Арнис тоже не любил шума и лишних разговоров. С Иостом ему было легко.
– Хочешь, приходи как-нибудь, у нас вечером всегда Маттис играет на мессе, очень красиво, – сказал Иост. Арнис кивнул.
– Зайду на днях. Маттис, вроде, был известен до того, как ушел в орден? Именно как композитор? Или исполнитель?
– Да, как исполнитель на синтаре, он дважды был в десятке в рейтинге, – сказал Иост, – и композитор он неплохой. Но ты его в церкви послушай!
Арнис ощутил чье-то присутствие справа. Попробовал угадать, не глядя. Не утерпел, скосил глаза. К столику подошла Ильгет. Счастье толчком плеснулось в сердце.
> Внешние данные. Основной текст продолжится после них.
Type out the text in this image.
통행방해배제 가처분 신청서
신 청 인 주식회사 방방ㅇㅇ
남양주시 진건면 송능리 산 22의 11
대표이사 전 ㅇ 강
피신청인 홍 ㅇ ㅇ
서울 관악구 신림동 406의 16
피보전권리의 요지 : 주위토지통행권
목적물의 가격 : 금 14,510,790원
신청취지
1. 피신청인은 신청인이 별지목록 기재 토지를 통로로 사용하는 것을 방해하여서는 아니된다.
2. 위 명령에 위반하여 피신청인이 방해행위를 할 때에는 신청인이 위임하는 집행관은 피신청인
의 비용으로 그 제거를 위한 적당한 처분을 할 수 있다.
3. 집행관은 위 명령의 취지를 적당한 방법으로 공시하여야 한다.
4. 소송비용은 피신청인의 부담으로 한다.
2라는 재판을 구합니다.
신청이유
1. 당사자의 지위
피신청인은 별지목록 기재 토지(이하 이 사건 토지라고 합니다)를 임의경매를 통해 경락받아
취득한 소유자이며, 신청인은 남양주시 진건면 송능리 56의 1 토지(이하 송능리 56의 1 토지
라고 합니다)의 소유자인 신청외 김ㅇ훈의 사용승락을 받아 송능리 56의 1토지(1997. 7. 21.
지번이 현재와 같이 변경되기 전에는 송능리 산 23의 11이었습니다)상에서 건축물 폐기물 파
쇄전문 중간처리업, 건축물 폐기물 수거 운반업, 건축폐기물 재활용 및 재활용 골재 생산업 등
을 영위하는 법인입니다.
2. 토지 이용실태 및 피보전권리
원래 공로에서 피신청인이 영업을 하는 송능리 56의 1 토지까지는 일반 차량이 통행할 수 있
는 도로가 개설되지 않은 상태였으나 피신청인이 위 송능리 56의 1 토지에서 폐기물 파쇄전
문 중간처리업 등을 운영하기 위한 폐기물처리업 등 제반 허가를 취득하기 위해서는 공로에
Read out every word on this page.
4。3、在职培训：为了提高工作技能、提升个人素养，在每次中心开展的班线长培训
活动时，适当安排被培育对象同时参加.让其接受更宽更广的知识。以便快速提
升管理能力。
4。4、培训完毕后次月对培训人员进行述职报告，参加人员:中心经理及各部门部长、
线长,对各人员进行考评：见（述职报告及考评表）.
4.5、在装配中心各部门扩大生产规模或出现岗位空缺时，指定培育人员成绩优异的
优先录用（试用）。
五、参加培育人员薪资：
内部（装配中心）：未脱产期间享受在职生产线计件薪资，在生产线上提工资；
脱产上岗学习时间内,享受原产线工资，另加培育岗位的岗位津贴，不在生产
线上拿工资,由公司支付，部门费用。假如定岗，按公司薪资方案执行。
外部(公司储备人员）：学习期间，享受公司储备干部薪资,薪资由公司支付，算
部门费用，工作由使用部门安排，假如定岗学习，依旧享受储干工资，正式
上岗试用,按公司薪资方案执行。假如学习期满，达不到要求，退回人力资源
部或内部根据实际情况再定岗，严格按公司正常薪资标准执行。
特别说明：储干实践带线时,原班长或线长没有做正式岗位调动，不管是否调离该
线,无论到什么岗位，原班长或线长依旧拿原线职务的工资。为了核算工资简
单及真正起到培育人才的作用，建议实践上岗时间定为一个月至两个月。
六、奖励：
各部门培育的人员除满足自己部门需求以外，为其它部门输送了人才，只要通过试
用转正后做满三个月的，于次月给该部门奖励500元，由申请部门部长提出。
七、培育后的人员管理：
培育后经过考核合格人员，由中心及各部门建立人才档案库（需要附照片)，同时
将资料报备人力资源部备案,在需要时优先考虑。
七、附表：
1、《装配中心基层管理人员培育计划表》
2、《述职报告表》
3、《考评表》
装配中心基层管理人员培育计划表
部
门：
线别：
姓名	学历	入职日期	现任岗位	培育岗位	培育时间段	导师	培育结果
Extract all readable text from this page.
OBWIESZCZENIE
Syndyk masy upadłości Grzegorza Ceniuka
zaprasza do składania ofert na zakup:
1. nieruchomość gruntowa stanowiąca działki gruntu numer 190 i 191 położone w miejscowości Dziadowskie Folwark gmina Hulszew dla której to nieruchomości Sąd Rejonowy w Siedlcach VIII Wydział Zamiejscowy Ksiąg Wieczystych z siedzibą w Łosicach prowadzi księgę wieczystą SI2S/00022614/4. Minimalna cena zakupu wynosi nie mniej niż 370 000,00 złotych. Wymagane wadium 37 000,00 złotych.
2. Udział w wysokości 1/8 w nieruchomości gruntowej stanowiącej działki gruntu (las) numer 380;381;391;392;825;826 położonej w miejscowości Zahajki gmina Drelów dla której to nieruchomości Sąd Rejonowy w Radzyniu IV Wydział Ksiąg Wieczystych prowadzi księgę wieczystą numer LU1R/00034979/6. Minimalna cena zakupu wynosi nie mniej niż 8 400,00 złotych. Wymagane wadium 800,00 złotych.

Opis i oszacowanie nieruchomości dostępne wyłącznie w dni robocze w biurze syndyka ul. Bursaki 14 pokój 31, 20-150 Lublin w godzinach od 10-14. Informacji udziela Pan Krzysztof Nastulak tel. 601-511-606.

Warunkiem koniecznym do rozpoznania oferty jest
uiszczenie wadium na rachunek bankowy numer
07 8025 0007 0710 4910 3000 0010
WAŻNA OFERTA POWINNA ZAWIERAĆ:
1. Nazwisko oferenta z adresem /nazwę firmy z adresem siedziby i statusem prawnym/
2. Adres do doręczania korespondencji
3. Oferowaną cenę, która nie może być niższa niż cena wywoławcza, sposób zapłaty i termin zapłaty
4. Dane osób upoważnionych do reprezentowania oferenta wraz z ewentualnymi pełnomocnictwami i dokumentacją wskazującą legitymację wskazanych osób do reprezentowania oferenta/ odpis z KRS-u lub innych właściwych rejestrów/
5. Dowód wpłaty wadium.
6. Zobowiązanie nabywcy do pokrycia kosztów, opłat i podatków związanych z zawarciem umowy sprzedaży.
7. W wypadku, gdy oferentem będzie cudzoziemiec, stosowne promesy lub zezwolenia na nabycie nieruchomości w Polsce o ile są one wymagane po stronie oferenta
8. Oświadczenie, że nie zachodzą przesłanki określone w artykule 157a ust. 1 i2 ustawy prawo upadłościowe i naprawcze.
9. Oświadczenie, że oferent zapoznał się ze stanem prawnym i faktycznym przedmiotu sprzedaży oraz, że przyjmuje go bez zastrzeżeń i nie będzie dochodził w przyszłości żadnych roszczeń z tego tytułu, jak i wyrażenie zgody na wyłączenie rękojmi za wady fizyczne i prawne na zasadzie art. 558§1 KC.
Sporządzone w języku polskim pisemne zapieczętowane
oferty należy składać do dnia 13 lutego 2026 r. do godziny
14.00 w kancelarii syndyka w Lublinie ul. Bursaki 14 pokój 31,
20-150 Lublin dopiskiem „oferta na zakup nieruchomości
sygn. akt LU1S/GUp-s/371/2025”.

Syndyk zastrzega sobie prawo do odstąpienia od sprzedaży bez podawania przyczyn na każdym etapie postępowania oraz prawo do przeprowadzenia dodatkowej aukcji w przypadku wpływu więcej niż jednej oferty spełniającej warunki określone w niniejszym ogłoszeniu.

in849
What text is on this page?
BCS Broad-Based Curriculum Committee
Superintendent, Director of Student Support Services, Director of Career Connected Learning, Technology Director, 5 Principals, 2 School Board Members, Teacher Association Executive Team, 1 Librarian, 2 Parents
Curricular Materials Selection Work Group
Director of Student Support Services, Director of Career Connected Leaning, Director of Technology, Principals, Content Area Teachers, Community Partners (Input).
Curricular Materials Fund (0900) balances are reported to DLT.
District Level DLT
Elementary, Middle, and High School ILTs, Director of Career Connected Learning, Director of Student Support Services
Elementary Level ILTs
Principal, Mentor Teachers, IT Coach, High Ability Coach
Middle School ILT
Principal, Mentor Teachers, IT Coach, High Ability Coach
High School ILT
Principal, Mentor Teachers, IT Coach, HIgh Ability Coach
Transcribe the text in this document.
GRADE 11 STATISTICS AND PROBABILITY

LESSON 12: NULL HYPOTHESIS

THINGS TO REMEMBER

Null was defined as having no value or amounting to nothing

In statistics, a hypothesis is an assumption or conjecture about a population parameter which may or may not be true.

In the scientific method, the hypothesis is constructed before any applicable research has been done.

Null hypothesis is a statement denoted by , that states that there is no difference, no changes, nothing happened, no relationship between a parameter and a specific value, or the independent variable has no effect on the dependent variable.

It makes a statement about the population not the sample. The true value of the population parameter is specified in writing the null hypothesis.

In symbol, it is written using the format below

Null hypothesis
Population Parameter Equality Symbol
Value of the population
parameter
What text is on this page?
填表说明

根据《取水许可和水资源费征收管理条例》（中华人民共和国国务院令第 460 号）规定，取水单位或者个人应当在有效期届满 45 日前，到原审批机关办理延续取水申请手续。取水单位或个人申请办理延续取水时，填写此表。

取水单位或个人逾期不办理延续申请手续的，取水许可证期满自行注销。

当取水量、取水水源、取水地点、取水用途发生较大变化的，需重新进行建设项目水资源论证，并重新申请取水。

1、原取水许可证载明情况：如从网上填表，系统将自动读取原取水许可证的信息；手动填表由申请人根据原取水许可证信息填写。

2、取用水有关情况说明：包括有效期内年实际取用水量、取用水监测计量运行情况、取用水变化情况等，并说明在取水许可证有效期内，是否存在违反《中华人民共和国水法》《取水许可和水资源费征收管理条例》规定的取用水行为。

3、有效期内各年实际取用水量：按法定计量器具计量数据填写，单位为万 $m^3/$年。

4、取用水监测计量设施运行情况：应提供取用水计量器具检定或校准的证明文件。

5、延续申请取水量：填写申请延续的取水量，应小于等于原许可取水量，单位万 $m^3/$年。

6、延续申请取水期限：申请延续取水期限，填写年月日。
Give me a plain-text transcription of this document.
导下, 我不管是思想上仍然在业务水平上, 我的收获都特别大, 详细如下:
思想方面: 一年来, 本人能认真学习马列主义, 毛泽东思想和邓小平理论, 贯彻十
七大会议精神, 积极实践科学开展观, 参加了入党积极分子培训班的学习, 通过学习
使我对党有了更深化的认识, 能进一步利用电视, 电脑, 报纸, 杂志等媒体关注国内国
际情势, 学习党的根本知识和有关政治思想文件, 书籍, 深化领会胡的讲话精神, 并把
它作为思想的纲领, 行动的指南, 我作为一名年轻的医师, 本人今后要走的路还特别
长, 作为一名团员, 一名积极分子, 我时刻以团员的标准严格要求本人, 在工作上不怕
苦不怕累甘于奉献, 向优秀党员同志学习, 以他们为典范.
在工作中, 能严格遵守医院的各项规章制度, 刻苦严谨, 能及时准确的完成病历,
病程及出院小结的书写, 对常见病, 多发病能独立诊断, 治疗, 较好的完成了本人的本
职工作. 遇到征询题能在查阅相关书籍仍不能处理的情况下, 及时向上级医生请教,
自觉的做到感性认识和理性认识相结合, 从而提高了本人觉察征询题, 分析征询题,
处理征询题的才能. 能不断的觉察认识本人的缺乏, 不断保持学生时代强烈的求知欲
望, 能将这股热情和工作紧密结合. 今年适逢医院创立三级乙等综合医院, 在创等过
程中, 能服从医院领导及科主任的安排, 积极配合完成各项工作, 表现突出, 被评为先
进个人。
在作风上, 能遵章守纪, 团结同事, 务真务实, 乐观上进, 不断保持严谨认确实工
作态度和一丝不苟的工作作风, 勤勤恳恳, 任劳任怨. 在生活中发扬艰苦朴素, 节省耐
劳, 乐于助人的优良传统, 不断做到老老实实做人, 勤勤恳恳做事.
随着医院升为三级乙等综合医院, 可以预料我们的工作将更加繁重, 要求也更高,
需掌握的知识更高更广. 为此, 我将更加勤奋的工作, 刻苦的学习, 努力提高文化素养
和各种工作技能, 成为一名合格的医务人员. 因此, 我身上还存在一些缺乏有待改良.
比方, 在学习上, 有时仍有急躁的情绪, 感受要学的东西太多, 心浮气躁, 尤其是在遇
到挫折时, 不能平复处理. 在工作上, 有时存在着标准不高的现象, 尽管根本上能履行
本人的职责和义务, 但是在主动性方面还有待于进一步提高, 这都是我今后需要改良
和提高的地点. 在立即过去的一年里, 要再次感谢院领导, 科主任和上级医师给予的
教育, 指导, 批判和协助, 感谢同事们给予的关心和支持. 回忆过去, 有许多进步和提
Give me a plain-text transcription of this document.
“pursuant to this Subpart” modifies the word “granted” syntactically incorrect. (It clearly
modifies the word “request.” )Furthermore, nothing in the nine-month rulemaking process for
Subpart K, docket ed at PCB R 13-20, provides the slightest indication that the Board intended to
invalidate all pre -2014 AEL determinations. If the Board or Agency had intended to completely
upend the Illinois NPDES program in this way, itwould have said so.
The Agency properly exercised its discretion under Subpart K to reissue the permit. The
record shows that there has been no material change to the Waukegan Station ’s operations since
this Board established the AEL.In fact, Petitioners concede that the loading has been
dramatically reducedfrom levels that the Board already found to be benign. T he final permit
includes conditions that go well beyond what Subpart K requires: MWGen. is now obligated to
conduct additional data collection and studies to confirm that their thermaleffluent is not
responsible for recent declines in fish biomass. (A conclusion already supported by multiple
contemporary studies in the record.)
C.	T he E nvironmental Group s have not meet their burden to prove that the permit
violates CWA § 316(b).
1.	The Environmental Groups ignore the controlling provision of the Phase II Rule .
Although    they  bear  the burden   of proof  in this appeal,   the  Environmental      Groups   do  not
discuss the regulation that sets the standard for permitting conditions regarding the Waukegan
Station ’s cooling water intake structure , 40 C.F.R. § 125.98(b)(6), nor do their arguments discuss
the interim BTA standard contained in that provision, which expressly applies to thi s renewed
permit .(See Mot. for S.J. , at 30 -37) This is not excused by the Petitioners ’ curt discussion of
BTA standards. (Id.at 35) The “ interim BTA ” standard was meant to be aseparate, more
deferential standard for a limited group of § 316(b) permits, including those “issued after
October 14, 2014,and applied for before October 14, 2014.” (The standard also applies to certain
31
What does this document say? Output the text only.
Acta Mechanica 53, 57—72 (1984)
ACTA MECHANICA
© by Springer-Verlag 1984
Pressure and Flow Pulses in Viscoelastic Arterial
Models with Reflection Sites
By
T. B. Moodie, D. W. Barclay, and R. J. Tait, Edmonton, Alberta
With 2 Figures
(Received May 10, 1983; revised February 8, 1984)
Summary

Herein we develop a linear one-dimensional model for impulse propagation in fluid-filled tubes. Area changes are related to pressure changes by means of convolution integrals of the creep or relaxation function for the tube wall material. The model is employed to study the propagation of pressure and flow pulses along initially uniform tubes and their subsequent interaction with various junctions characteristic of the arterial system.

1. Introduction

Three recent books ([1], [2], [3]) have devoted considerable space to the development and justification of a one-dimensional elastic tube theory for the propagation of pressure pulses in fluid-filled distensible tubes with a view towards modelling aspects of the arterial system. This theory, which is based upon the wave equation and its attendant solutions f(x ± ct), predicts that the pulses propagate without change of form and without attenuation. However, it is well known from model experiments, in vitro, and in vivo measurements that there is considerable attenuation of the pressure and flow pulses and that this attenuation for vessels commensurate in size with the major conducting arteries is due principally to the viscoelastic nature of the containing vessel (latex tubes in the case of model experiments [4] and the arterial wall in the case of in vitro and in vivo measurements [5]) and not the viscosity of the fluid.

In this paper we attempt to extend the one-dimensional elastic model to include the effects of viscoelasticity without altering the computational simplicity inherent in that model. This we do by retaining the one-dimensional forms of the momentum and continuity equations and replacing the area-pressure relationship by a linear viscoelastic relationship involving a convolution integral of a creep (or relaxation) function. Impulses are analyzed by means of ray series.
Ильгет в золотистом облачке, немного растерянная.
– Привет, Иль, садись с нами, – Арнис подвинул ей стул. Ильгет неуверенно села. Иост радушно заулыбался.
– Хочешь сосисок?
– Нет, – отказалась Ильгет, – я бы стаканчик кринка.
– Сейчас закажем, – Иост убежал. Здесь не было роботов, бегать приходилось самим. Маленькая, тонкая рука Ильгет лежала на столе, и пальчики казались совершенно детскими. До смешного. Арнису захотелось накрыть эту руку ладонью, спрятать ее в горсти. Он сдержался. Вот этими пальчиками можно держать приклад «Молнии»? Бред какой-то.
– Мне кажется, что тебе грустно, Иль? Нет?
– Да нет... не знаю, Арнис. Как-то все гнусно.
Вернулся Иост, поставил перед Ильгет высокий бокал с ванильным кринком. Ильгет взглядом поблагодарила его. Иост просиял.
– Что гнусно? – спросил Арнис.
– Да война вся эта... Не знаю.
– Конечно, гнусно, – сказал Иост, – ты бы, Иль, не ходила туда лучше. Оставалась бы на Квирине. Тебе и так досталось, на всю жизнь вперед хватит.
– При чем здесь это, – Ильгет отхлебнула кринк, – какая разница, ну останусь я. Я буду чистенькая и хорошая, а кто-то будет убивать. За меня. Я буду об этом знать. Грязь это все, вот что. Как вспомню, тошнит просто. Может, эти люди, которых я там убивала, может, они и не виноваты вовсе. Да если и виноваты, они ведь живые. Понимаете , живые люди. А я...
Арнис накрыл ее руку ладонью.
– Да, Иль, – сказал он, – все это правда. Но нам надо защитить Квирин. Сагоны все время пытаются к нему подобраться.
– Я знаю это, – Ильгет посмотрела на него, – но подумай, как это выглядит! Мы приходим на чужие планеты. То есть это вы на чужие, а я еще хуже, я предатель, который воюет против собственного народа.
– Да, поэтому деятельность ДС и держится, насколько это возможно, в тайне, – сказал Иост.